Все триста жертв, принесенных в память о Криксе, были свободными римскими гражданами, некоторые даже молодыми аристократами из патрицианских семейств. Выставив таких людей на посмешище и заставив их отнимать друг у друга жизнь на потребу толпы рабов, предводитель восстания нанес Риму оскорбление, о каком гордый город не смел и помыслить и тем более никогда не слыхивал.
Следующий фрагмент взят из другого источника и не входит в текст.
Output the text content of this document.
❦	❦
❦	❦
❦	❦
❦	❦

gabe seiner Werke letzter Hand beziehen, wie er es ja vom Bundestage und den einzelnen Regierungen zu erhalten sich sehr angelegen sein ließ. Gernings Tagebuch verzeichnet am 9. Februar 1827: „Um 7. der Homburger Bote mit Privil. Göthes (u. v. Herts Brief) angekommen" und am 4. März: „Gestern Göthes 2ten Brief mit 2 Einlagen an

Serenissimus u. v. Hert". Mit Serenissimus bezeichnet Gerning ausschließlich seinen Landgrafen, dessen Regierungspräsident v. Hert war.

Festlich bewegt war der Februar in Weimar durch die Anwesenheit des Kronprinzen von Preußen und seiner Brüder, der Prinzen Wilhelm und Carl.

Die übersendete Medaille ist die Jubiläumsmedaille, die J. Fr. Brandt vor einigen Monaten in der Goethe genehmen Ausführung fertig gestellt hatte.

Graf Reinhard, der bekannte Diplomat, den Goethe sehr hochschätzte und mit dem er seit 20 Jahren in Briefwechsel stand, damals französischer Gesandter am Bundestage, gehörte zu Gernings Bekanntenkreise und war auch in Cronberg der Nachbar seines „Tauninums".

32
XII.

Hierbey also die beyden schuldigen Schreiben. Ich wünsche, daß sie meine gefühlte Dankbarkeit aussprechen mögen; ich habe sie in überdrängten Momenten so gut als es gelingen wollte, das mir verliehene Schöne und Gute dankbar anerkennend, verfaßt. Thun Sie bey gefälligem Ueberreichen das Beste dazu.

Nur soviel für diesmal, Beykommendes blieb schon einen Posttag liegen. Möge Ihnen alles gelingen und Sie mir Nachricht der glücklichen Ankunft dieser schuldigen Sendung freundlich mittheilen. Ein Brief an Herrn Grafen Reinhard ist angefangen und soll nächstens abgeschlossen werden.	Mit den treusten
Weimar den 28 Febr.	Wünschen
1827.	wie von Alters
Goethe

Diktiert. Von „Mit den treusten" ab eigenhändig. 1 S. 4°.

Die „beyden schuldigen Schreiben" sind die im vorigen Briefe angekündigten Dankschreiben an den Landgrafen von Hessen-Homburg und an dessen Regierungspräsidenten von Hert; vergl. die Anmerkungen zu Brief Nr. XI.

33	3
52. Все прежние поражения, нанесенные римлянам цирковым гладиатором, вместе взятые, не удручили их так сильно и так болезненно, чем это издевательство. Смятение и ужас достигли в столице такого накала, что в день избрания новых полководцев кандидатов на эти почетные должности не нашлось; по той же причине не был избран и муниципальный претор. Никому не хотелось вести войну, победа в которой не принесла бы славы, зато поражение покрыло бы несмываемым позором. Смятение было усилено тем обстоятельством, что сенату пришлось закупить огромное количество пшеницы и бесплатно ее раздать, дабы погасить народное недовольство; это, а также расходы на бесчисленные военные кампании за границей, полностью опустошило государственную казну. Даже если бы появился способный военачальник, денег на жалованье его солдатам все равно не хватило бы.